Radiation levels around the boundary of the crippled Fukushima No. 1 nuclear plant have risen to eight times the government standard of 1 millisievert per year, Tokyo Electric Power Co. said.
The Nuclear Regulation Authority is scheduled to hold a meeting Jan. 10 to discuss countermeasures for a southern area on the plant site that has long been a source of problems.
A level of 8 millisieverts per year was estimated as of December near an area with many storage tanks containing highly radioactive water, company officials said.
After water leaks from underground tanks on the plant’s premises were found last April, the utility transferred radioactive water to the aboveground storage tanks near the southern boundary, TEPCO officials said. The readings there were estimated at 7.8 millisieverts per year as of May.
TEPCO said the main factor behind the increase in radiation levels was X-rays from the storage tanks.
Beta rays released from radioactive strontium and other substances in the water reacted with iron and other elements in the storage tank containers to generate the X-rays, the officials said.
The reactor decommissioning plan for the Fukushima plant stipulates that radiation levels around the boundaries of the facility should be below 1 millisievert per year. That way, TEPCO can minimize the negative impact of radiation on areas outside the plant, according to the plan.
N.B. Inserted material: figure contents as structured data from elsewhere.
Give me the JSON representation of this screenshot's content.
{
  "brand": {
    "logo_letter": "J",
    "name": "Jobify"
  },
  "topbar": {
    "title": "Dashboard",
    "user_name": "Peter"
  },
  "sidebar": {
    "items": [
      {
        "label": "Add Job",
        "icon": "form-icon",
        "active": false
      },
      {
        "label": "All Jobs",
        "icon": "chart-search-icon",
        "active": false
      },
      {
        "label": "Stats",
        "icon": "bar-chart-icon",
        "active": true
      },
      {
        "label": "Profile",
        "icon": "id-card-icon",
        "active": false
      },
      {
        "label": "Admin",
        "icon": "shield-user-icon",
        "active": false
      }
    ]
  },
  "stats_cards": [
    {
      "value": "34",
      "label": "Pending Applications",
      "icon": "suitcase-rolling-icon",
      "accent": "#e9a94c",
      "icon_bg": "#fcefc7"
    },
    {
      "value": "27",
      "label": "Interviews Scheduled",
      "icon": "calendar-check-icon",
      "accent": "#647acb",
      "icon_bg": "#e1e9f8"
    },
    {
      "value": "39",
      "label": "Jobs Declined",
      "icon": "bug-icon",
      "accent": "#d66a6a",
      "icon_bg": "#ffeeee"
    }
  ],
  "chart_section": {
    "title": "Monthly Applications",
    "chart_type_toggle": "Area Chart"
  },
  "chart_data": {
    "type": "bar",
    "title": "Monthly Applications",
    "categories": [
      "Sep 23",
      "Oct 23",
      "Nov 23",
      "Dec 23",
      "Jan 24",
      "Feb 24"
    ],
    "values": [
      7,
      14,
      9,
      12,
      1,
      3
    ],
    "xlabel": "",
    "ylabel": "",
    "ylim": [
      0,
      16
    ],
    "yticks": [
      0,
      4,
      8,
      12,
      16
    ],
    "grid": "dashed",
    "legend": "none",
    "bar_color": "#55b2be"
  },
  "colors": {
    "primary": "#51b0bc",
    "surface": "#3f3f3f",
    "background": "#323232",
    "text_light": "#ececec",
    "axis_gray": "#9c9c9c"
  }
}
With a succession of high radiation levels reported on the plant premises and elsewhere, the NRA set up radiation monitoring devices at an additional 400 locations in 12 cities, towns and villages around the stricken facility, including ones in evacuation zones.
According to the NRA, the number of locations where such instruments are set up has risen from 446 to 815. The newly installed devices started full-scale operations on Jan. 10.
The additional instruments were installed at centers for local community meetings and other places where residents will likely gather after they are allowed to return home.
The NRA measures air dose rates 0.5 to 1 meter above the ground every 10 minutes.